World Vision Ghana Calls for Diaspora Support to Close Water and Sanitation Gaps at Global Africa Summit

Story by Eugene Nyarko Jnr. l Accra, December 2025
Dr. Tina Tusiime Mukunda, National Director of World Vision Ghana, has issued a powerful call to action to Ghanaians in the diaspora, urging them to partner in addressing the country’s critical Water, Sanitation and Hygiene (WASH) challenges. She delivered the appeal during the Global Africa Summit Accra 2025 Stakeholders Dialogue held at the Alisa Hotel on the theme “Mobilizing the Diaspora: Unlocking Strategic Partnerships for Inclusive Development and Investment.”
Addressing participants, Dr. Mukunda painted a vivid picture of the daily struggles faced by vulnerable children and families due to inadequate access to clean water and sanitation. She emphasized that development and business growth cannot be fully realized if workers and households remain burdened by preventable social and health challenges.
“Every hour a child spends looking for water is an hour stolen from school, an hour stolen from their childhood, and in many cases, an hour that exposes them to abuse or child marriage,” she stressed. “No child should have to choose between education and survival.”
Presenting key national statistics, she noted that while basic water services coverage in rural areas stands at 70%, a significant 30% of the population still lacks access. Household toilet coverage remains at 59.9%, meaning 40% of households lack proper sanitation, with 18% having no toilet facilities at all—fueling widespread open defecation. In rural communities, open defecation soars to 31%.
Schools are also severely affected. An estimated 26% lack adequate toilets and basic sanitation facilities, disrupting learning and undermining the dignity and safety of students, especially girls. These gaps, she said, contribute heavily to absenteeism, poor academic performance, and the over one million children currently out of school.
Dr. Mukunda highlighted World Vision Ghana’s extensive footprint in addressing such challenges. Operating in 14 of the country’s 16 regions, the organisation has, over 49 years, provided life-changing interventions to more than 3.3 million people. Their work spans WASH, education, health, livelihoods, climate resilience, and child protection.

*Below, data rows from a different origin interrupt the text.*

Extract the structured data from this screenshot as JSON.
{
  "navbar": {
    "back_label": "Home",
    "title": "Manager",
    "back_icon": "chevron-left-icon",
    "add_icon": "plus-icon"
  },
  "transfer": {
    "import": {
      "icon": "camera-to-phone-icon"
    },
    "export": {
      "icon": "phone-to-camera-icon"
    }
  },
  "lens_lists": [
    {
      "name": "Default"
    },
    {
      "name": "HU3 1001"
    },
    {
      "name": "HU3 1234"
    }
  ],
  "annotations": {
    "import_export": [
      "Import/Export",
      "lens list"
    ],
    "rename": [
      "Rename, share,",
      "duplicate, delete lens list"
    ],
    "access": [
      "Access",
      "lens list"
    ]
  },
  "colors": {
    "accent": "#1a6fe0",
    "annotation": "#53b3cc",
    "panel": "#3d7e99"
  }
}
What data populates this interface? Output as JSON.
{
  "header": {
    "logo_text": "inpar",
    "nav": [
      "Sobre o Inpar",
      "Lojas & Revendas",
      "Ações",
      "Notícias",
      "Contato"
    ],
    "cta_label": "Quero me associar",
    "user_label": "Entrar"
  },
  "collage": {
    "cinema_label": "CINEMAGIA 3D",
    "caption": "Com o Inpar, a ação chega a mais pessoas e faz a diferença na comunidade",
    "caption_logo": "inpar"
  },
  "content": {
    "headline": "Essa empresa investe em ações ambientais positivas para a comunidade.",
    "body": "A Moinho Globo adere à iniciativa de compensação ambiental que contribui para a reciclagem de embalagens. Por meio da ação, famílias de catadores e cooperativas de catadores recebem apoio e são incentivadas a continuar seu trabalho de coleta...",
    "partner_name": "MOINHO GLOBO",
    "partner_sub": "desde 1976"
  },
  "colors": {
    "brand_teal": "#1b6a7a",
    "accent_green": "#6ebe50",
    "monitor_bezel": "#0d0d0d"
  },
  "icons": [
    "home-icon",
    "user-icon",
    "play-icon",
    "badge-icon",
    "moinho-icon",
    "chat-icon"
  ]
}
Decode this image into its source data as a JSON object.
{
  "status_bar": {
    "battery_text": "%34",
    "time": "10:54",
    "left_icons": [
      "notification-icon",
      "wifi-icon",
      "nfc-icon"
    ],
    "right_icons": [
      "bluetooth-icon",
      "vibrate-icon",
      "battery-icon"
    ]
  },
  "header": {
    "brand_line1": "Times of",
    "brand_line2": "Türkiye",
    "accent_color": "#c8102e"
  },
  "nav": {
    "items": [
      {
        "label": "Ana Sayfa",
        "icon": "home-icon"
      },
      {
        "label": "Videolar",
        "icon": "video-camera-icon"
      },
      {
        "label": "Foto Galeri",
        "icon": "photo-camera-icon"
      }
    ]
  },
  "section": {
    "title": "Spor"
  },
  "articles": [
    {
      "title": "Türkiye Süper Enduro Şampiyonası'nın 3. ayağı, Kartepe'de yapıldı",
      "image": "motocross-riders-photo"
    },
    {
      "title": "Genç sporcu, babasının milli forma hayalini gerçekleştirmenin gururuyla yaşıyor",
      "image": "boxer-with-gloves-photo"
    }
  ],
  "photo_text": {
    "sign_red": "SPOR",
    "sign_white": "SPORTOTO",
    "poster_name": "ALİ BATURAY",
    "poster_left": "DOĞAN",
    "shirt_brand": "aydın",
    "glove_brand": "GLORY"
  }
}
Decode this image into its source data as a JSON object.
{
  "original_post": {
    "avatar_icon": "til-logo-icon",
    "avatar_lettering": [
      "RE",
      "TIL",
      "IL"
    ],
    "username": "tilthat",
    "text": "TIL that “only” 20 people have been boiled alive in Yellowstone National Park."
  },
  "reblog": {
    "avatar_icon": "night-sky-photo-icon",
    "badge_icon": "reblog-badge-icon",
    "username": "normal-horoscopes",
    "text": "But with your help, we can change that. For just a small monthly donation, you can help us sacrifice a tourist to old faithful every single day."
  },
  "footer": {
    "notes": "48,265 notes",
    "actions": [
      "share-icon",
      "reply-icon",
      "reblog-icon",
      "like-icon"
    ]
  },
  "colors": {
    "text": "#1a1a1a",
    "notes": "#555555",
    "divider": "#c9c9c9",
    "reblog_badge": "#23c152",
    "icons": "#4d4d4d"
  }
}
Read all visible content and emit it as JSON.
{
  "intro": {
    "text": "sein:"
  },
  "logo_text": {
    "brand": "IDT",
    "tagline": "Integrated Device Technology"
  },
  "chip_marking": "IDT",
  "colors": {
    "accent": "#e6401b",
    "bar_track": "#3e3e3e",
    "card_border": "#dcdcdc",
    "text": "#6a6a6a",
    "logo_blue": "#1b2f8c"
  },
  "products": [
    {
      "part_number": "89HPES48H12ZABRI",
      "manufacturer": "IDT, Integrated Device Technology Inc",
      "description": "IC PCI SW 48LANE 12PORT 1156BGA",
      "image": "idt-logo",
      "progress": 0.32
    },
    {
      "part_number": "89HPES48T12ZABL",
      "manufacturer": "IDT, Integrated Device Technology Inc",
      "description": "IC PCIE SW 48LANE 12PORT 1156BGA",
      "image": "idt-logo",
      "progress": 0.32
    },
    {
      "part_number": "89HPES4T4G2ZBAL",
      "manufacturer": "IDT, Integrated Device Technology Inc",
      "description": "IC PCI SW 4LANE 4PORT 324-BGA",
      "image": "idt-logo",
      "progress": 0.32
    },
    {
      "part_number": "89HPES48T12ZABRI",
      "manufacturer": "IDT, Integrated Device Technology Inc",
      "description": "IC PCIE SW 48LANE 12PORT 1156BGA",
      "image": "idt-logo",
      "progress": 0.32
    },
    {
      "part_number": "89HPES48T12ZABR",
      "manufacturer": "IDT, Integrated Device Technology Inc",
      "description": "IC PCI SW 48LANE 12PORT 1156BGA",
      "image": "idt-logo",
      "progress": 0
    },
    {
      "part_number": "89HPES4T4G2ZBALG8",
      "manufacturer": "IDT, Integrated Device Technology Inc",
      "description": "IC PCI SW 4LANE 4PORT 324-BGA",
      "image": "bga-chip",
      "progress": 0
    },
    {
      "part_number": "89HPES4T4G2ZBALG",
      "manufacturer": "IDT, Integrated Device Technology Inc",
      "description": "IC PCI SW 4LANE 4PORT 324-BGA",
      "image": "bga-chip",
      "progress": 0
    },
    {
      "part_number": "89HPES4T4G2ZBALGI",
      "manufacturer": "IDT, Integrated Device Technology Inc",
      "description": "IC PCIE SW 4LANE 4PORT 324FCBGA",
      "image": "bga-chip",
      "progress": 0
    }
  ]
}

She underscored that Ghana has immense potential to develop thriving agribusiness value chains, expand renewable energy, improve last-mile healthcare delivery, and build technology-driven markets—if foundational needs such as water and sanitation are secured.
“This is not charity. This is nation-building. This is economic transformation. This is impact investment with measurable, life-changing returns,” she said, calling on the diaspora to collaborate in building water systems, supporting climate-resilient agriculture, expanding renewable energy, and strengthening digital and physical infrastructure.
Dr. Mukunda concluded by urging Ghanaians everywhere to contribute to a future where prosperity is shared and no child walks miles for water.
“The Ghana we dream of is within reach—Ghana built by Ghanaians,” she affirmed. “Let us act now and unlock the strategic partnerships that will shape the next generation.”